Now our "laws" of physics are not the real laws by which things behave. They are gross simplifications and probably filled with entities that we will find out don't really exist, or are better represented as something entirely different (and these will still be mere representations that are limited and shaped by our nature and abilities). The example Cartwright gives for this sort of problem is that Newton's Laws, as useful as they are, are clearly not the laws of physics. They work for two bodies in isolation. Nothing is actually in isolation. Add in multiple bodies and calculating orbits becomes impossible, for us at least. That means we may be missing something essential that would make everything I said untrue, but it seems true for now that a lot of the most interesting stuff in the universe isn't necessary under the laws we observe.
1. First the language
[quote=Galileo Galilei]The universe was written in the language of mathematic.[/quote]
2. Instructions/algorithms, simultaneous/sequential, creating the stuff and the laws they follow (faithfully).
Would this mean we cannot know any truths about anything? Only our personal/ subjective truth about them because we cannot observe or consider anything objectively?
I dont know how I feel about that haha. What would be the point in any pursuit of knowledge, insight and wisdom because it can never be objective true.

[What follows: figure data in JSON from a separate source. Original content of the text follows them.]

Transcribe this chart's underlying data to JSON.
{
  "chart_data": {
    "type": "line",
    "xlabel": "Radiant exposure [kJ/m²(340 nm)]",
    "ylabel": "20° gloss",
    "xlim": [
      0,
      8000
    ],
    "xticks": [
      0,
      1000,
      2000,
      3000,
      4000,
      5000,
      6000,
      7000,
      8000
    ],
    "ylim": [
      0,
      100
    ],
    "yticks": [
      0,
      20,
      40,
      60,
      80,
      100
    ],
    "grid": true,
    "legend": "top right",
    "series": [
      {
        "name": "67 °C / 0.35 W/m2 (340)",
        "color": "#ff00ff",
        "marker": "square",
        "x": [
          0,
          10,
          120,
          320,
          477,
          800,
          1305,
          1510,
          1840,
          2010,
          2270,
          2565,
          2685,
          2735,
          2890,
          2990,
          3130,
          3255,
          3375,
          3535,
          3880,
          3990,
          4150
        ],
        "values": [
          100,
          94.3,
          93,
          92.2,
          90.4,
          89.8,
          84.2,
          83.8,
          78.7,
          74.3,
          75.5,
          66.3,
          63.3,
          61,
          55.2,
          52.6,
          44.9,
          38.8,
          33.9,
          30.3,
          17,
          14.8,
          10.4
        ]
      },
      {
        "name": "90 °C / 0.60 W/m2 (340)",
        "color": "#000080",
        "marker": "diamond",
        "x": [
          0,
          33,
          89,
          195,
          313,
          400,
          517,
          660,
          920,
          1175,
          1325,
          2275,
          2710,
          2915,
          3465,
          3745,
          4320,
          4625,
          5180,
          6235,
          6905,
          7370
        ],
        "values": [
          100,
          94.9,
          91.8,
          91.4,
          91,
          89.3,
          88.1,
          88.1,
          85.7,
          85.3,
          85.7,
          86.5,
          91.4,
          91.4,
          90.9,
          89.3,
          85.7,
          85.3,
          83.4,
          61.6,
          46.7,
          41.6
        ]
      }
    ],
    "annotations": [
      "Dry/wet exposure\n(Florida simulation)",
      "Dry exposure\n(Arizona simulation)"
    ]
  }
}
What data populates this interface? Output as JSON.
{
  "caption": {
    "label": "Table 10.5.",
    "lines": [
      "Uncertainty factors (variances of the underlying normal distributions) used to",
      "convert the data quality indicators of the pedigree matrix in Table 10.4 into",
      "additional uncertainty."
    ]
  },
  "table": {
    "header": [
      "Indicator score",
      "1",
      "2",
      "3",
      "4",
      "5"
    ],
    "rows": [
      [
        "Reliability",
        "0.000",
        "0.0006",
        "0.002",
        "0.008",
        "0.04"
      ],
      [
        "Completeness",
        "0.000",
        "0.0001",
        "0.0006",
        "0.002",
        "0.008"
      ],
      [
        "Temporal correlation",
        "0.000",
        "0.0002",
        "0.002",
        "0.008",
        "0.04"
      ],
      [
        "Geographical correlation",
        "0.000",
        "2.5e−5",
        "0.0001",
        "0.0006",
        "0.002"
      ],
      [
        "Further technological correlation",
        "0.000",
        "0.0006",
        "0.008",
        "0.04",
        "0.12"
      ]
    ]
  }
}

Second issue I have is when you factor in pragmatism. If what we think we know about electricity (for example) allows us to manipulate it and get it to do useful work for us as a society one would reasonably consider we have concrete objective understanding of the property/ phenomena. Because we know how to use it and can predict what other utilities it can be practical for and then execute those also.
If its impossible to refer to anything objectively there would be gross inconsistency in pragmatism
How does an instruction instruct its own composition? I find it hard to understand how an algorithm or code or whatever used to determine the structure and components of the universe comes about simultaneously with that which its coding
Good questions. All I can say, mon ami, is we've hit a wall which reason at its present level, in its present form, cannot penetrate. We need a new tool to tackle these kinda problems/issues.
Whatever happens in pragmatism is always interpreted by us. When you see that a watch works, you can predict its behaviour and you can build more watches, all these things are under your interpretation, so that ultimately you cannot say what is really happening when you see that the watch works, that what you predict happens, that you can build more watches. In one word: we cannot know anything ultimately for sure. Working things are not evidence that we are in contact with reality, because the fact that they work is an intepretation of ours as well.
Quoting Benj96
Philosophy is not technology: it doesnt matter if its results are weird, not practical, not comfortable, or useless. Philosophy is exploration of the most ultimate things that we are able to think of.
After doing philosophy, we can work on the utility of its results, how they can be used, we can do whatever we want with the results. But this is a next step. The first step must be free from any pre-decision, otherwise your exploration is already limited in advance to what you decided is acceptable, or useful, or whatever. Whats the point of doing philosophy after having established in advance any conditions? If there are conditions, then it is not philosophy. We can discuss these conditions and it is already philosophy, because it is already an effort to explore the most ultimate things that we are able to think about.